Simon Lermen 17 May 2023 4:46 UTC
1 point
0
I think the app is quite intuitive and useful if you have some base understanding of mechanistic interpretability, would be great to also have something similar for TransformerLens.
In future directions, you write: “Decision Transformers are dissimilar to language models due to the presence of the RTG token which acts as a strong steering tool in its own right.” In which sense is the RTG not just another token in the input? We know that current language models learn to play chess and other games from just training on text. To extend it to BabyAI games, are you planning to just translate the games with RTG, state, and action into text tokens and put them into a larger text dataset? The text tokens could be human-understandable or you reuse tokens that are not used much.

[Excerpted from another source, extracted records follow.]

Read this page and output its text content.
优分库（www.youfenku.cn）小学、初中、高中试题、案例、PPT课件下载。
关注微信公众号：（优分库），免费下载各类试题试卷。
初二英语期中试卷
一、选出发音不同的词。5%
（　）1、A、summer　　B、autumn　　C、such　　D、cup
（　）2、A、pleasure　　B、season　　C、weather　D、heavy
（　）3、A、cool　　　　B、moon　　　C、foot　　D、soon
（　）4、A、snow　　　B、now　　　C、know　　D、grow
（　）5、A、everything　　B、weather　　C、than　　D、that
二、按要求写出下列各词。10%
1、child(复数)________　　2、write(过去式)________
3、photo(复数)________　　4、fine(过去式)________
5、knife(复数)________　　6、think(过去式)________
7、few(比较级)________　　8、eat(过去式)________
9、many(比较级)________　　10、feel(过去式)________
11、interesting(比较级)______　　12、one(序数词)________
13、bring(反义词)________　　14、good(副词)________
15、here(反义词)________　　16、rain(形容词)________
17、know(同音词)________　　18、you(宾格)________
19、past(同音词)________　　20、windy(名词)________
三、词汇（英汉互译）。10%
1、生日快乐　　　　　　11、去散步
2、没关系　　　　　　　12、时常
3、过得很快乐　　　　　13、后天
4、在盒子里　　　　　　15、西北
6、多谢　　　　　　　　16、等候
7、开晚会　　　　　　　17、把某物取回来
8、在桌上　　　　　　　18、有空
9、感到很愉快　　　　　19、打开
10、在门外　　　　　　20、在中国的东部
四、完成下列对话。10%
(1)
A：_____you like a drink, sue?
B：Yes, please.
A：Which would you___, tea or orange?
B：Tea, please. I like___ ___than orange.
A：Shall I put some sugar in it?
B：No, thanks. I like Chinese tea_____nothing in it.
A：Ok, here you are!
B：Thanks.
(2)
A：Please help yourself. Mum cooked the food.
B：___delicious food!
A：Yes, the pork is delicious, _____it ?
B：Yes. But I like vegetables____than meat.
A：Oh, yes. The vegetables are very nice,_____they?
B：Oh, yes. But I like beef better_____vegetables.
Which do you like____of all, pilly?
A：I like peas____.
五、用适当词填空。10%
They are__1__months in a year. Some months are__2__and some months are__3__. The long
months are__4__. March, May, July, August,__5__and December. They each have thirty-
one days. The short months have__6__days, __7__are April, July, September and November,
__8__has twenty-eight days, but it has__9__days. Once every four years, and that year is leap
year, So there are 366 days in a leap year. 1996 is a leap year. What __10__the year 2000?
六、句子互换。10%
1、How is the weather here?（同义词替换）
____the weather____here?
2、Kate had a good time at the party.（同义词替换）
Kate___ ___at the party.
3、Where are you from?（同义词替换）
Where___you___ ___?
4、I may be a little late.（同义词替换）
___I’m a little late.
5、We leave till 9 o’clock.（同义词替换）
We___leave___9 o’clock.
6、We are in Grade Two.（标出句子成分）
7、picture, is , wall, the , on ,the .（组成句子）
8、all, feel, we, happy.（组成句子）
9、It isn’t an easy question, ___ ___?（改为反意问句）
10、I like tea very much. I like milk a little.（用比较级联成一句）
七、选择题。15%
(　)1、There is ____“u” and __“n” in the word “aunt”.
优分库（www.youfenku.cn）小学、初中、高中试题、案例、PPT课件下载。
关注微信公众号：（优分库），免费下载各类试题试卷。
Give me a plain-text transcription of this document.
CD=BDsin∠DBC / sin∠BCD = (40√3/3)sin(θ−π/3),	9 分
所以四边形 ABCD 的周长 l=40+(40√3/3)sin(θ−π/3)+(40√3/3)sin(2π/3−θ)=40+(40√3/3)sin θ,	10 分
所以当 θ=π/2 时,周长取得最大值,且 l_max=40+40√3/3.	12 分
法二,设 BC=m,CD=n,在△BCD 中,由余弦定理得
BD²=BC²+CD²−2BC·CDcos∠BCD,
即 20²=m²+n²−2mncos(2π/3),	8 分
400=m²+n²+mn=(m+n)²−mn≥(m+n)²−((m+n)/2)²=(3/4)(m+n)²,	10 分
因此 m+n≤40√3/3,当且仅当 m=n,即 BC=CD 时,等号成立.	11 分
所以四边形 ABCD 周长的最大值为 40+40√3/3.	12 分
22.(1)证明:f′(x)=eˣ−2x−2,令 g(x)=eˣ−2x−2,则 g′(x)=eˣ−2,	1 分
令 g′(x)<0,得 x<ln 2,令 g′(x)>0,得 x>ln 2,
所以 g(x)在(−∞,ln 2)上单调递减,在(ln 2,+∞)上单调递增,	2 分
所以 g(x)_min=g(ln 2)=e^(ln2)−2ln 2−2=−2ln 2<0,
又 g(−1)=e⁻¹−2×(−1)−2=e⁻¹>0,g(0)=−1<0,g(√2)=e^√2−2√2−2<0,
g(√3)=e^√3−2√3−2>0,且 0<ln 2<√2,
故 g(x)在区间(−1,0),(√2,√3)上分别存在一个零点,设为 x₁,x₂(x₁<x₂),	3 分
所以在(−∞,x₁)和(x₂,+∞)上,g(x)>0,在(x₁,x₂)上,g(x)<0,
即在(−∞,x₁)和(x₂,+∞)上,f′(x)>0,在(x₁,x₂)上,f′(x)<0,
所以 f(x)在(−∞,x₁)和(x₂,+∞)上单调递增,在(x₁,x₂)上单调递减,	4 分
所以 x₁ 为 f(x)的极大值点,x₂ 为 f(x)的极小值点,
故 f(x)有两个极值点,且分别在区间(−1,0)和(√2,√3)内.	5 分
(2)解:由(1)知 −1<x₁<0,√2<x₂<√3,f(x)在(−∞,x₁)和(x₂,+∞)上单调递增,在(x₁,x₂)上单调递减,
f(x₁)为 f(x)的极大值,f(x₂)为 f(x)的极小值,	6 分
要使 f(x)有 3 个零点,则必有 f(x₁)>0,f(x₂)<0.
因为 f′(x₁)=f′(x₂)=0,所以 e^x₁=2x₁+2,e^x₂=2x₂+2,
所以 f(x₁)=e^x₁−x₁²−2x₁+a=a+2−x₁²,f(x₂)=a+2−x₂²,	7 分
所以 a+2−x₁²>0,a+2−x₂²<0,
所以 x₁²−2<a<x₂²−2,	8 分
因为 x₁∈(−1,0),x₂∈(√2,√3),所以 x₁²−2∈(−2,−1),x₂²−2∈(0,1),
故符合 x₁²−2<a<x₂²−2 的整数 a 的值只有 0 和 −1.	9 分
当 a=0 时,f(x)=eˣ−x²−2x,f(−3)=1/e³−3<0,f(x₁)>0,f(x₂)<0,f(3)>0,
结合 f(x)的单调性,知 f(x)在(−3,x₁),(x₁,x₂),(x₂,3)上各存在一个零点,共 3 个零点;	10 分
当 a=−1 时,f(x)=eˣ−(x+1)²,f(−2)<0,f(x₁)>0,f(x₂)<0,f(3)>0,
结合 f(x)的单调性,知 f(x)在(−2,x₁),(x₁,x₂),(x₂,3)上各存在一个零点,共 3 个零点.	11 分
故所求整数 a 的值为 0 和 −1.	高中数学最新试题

- Joseph Bloom 18 May 2023 13:08 UTC
  2 points
  0
  Parent
  Thanks Simon, I’m glad you found the app intuitive :)
  
  The RTG is just another token in the input, except that it has an especially strong relationship with training distribution. It’s heavily predictive in a way other tokens aren’t because it’s derived from a labelled trajectory (it’s the remaining reward in the trajectory after that step).
  
  For BabyAI, the idea would be to use an instruction prepended to the trajectory made up of a limited vocab (see baby ai paper for their vocab). I would be pretty partial to throwing out the RTG and using a behavioral clone for a BabyAI model. It seems likely this would be easier to train. Since the goal of these models is to be useful for gaining understanding, I’d like to avoid reusing tokens as that might complicate analysis later on.